Team Baked Ziti finished first out of the three participating teams. The team won over the judges’ tastebuds with their Chocolate Berry Cake. The dessert was a dense and moist vegan chocolate cake, frosted with coconut whipped cream, and topped off with strawberries, blueberries, and a mixed berry jam. Cal Poly Pomona students Alvin Choi and Grant Chic and UCLA student Anson Cheung made up the team.

Team Arabica placed second with its chocolate cake called Chocolate Strawberry Delight. It was a vegan and gluten-free chocolate cake coupled with coffee buttercream and strawberry filling. It was topped off with brownie crumbles and honeycomb toffee. The team consisted of Cal Poly Pomona students Angel Go, Linh Nguyen, and Julia Duddles.

Team Cook Till Golden Eagles took third with its vegan version of Black Forest Cake. The cake’s layers were soaked in cherry syrup, frosted with a vegan cream cheese frosting, and topped off with a tart berry compote. Cal State Los Angeles students Kent Sakamoto, Amanda Kuo, Eydi Velaquez, and Krystal Lam formed the team.

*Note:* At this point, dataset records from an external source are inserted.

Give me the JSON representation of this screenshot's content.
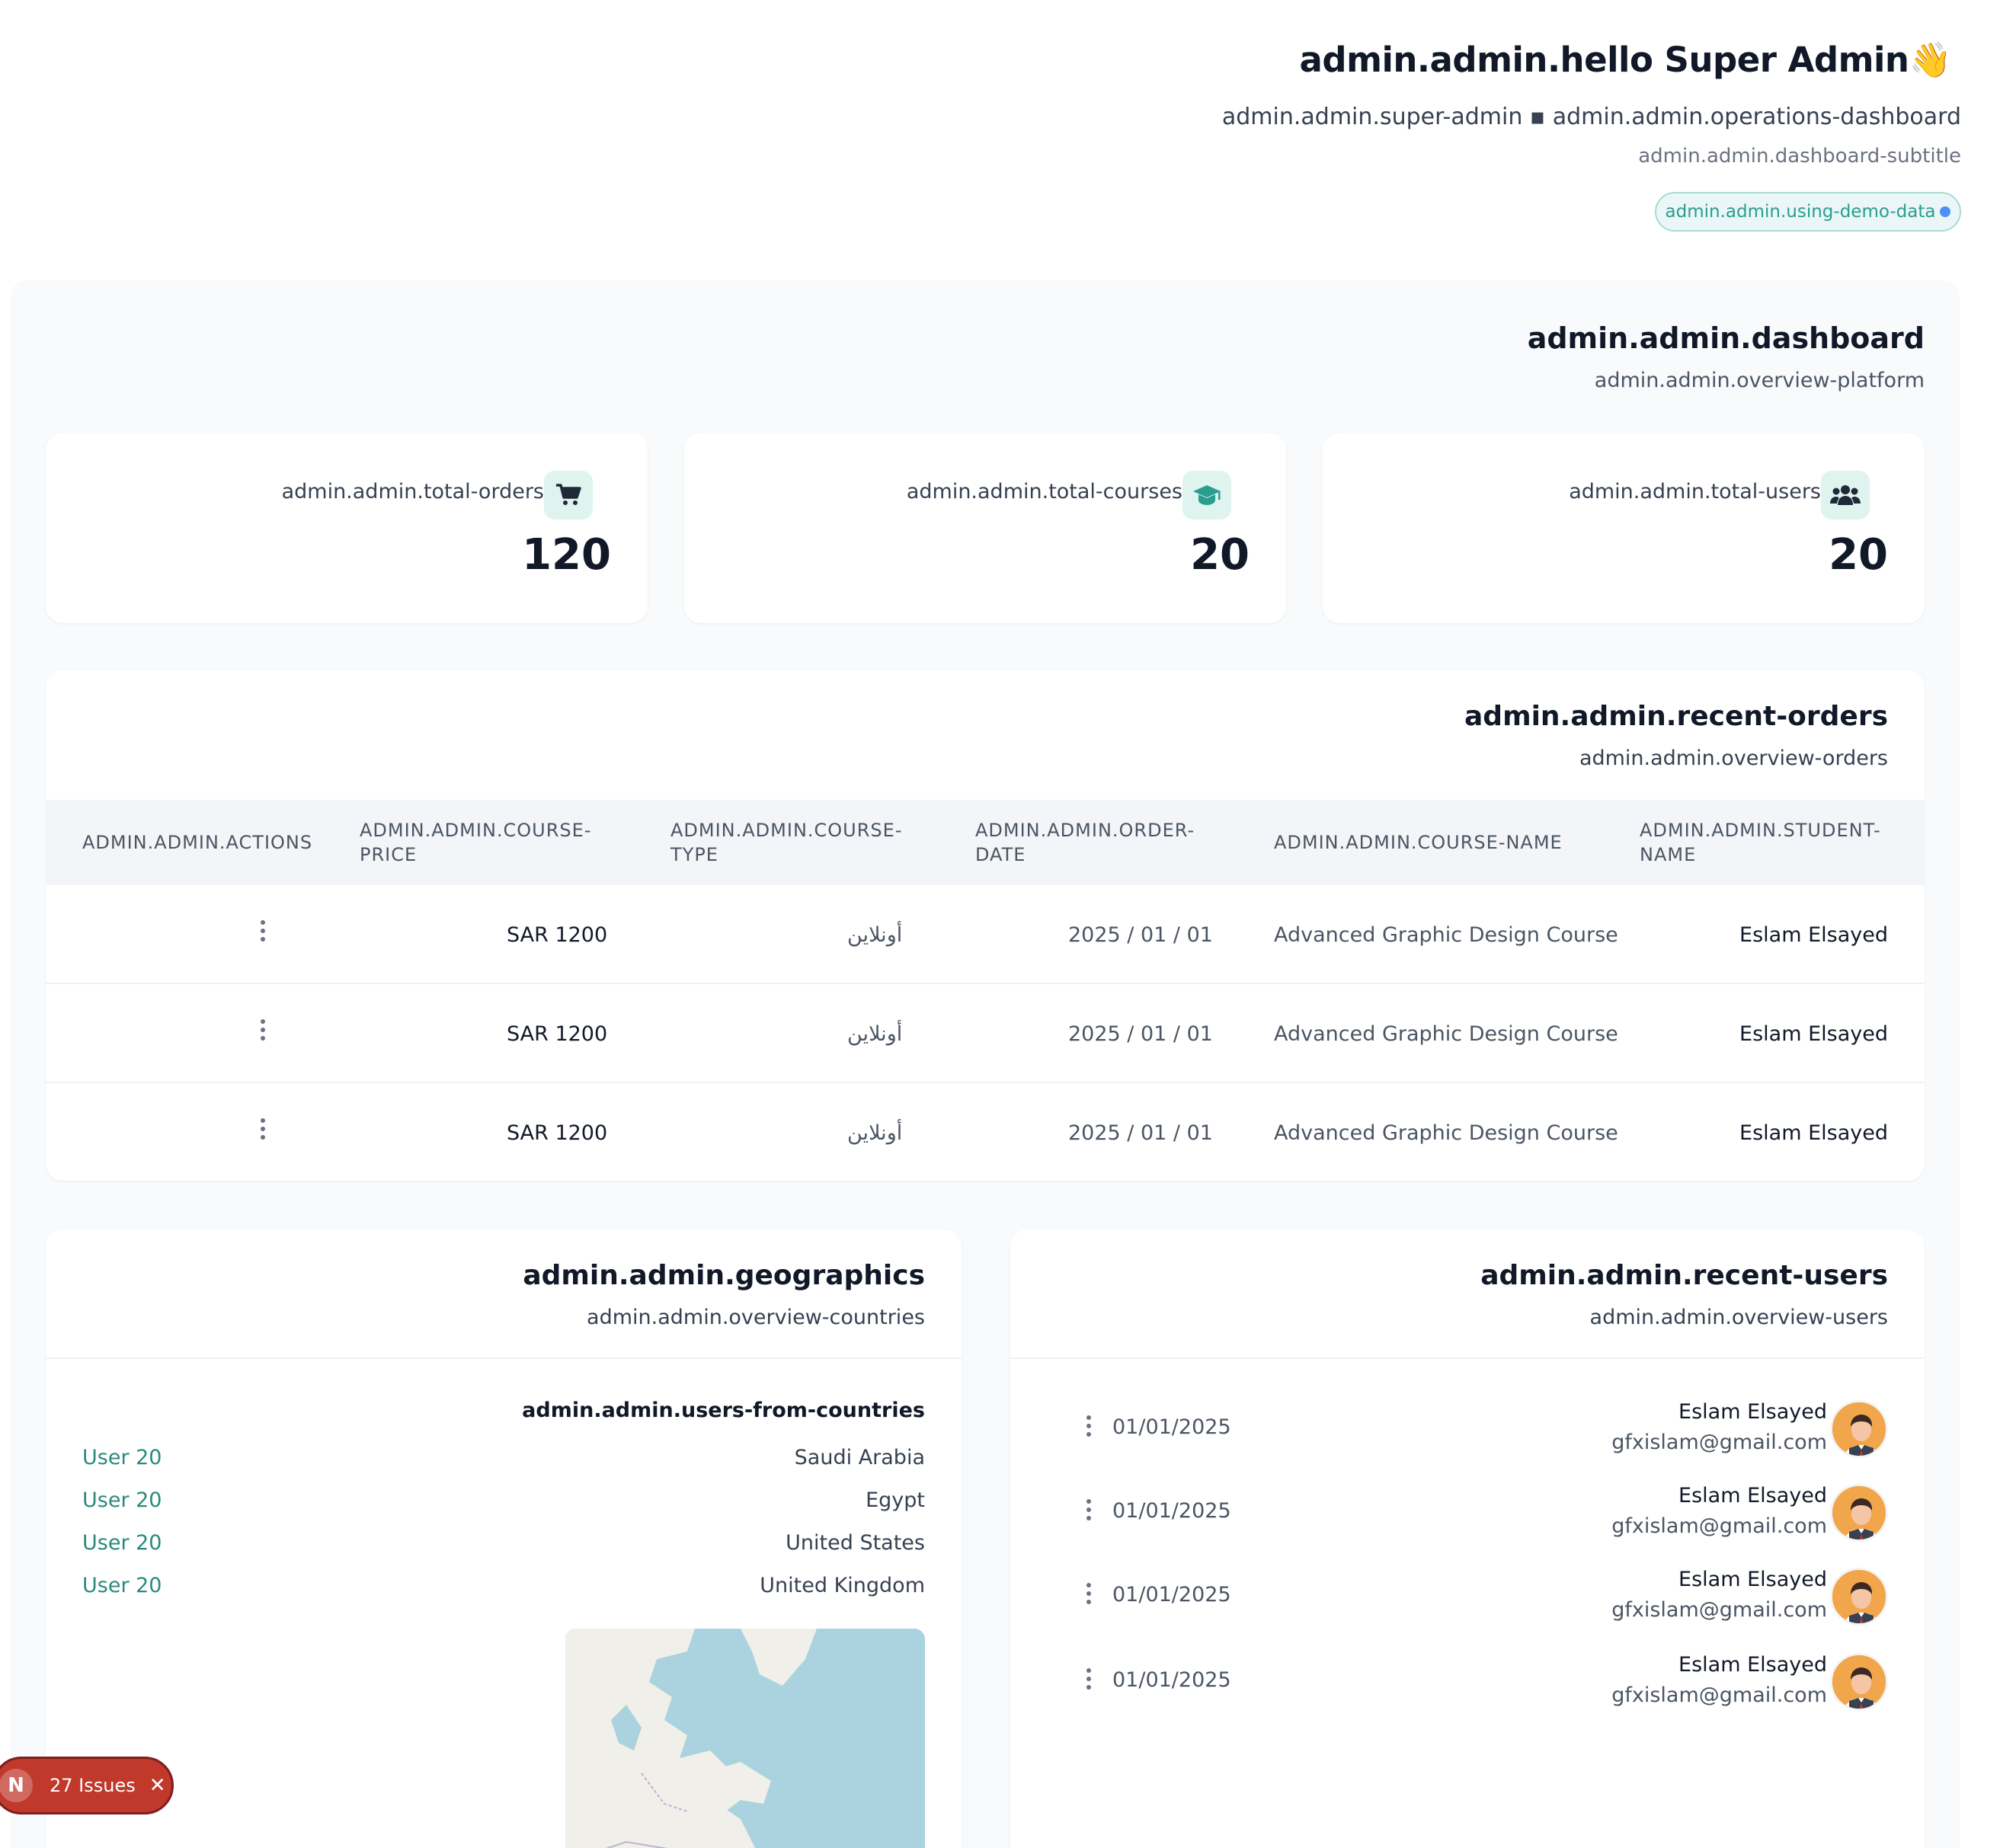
{
  "header": {
    "greeting": "admin.admin.hello Super Admin",
    "greeting_emoji": "👋",
    "roles_line": "admin.admin.super-admin ▪ admin.admin.operations-dashboard",
    "subtitle": "admin.admin.dashboard-subtitle",
    "demo_badge": "admin.admin.using-demo-data"
  },
  "dashboard": {
    "title": "admin.admin.dashboard",
    "subtitle": "admin.admin.overview-platform"
  },
  "stats": [
    {
      "label": "admin.admin.total-orders",
      "value": "120",
      "icon": "cart-icon"
    },
    {
      "label": "admin.admin.total-courses",
      "value": "20",
      "icon": "graduation-cap-icon"
    },
    {
      "label": "admin.admin.total-users",
      "value": "20",
      "icon": "users-icon"
    }
  ],
  "recent_orders": {
    "title": "admin.admin.recent-orders",
    "subtitle": "admin.admin.overview-orders",
    "columns": {
      "actions": "ADMIN.ADMIN.ACTIONS",
      "course_price": "ADMIN.ADMIN.COURSE- PRICE",
      "course_type": "ADMIN.ADMIN.COURSE- TYPE",
      "order_date": "ADMIN.ADMIN.ORDER- DATE",
      "course_name": "ADMIN.ADMIN.COURSE-NAME",
      "student_name": "ADMIN.ADMIN.STUDENT- NAME"
    },
    "rows": [
      {
        "price": "SAR 1200",
        "type": "أونلاين",
        "date": "2025 / 01 / 01",
        "course": "Advanced Graphic Design Course",
        "student": "Eslam Elsayed"
      },
      {
        "price": "SAR 1200",
        "type": "أونلاين",
        "date": "2025 / 01 / 01",
        "course": "Advanced Graphic Design Course",
        "student": "Eslam Elsayed"
      },
      {
        "price": "SAR 1200",
        "type": "أونلاين",
        "date": "2025 / 01 / 01",
        "course": "Advanced Graphic Design Course",
        "student": "Eslam Elsayed"
      }
    ]
  },
  "geographics": {
    "title": "admin.admin.geographics",
    "subtitle": "admin.admin.overview-countries",
    "list_header": "admin.admin.users-from-countries",
    "rows": [
      {
        "users": "User 20",
        "country": "Saudi Arabia"
      },
      {
        "users": "User 20",
        "country": "Egypt"
      },
      {
        "users": "User 20",
        "country": "United States"
      },
      {
        "users": "User 20",
        "country": "United Kingdom"
      }
    ]
  },
  "recent_users": {
    "title": "admin.admin.recent-users",
    "subtitle": "admin.admin.overview-users",
    "rows": [
      {
        "date": "01/01/2025",
        "name": "Eslam Elsayed",
        "email": "gfxislam@gmail.com"
      },
      {
        "date": "01/01/2025",
        "name": "Eslam Elsayed",
        "email": "gfxislam@gmail.com"
      },
      {
        "date": "01/01/2025",
        "name": "Eslam Elsayed",
        "email": "gfxislam@gmail.com"
      },
      {
        "date": "01/01/2025",
        "name": "Eslam Elsayed",
        "email": "gfxislam@gmail.com"
      }
    ]
  },
  "dev_overlay": {
    "issues_label": "27 Issues",
    "logo_letter": "N"
  },
  "colors": {
    "accent": "#2a9d8f",
    "issues_red": "#c0392b",
    "icon_bg": "#dff3ef"
  }
}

The teams were awarded prizes of $400, $300, and $200 respectively. In addition, the first- and second-place teams were respectively rewarded with cookbooks donated and signed by Judge George Geary: “The Complete Baking Cookbook: 350 Recipes from Cookies and Cakes to Muffins and Pies” and “Fair Foods: The Most Popular and Offbeat Recipes from America’s State and County Fairs.”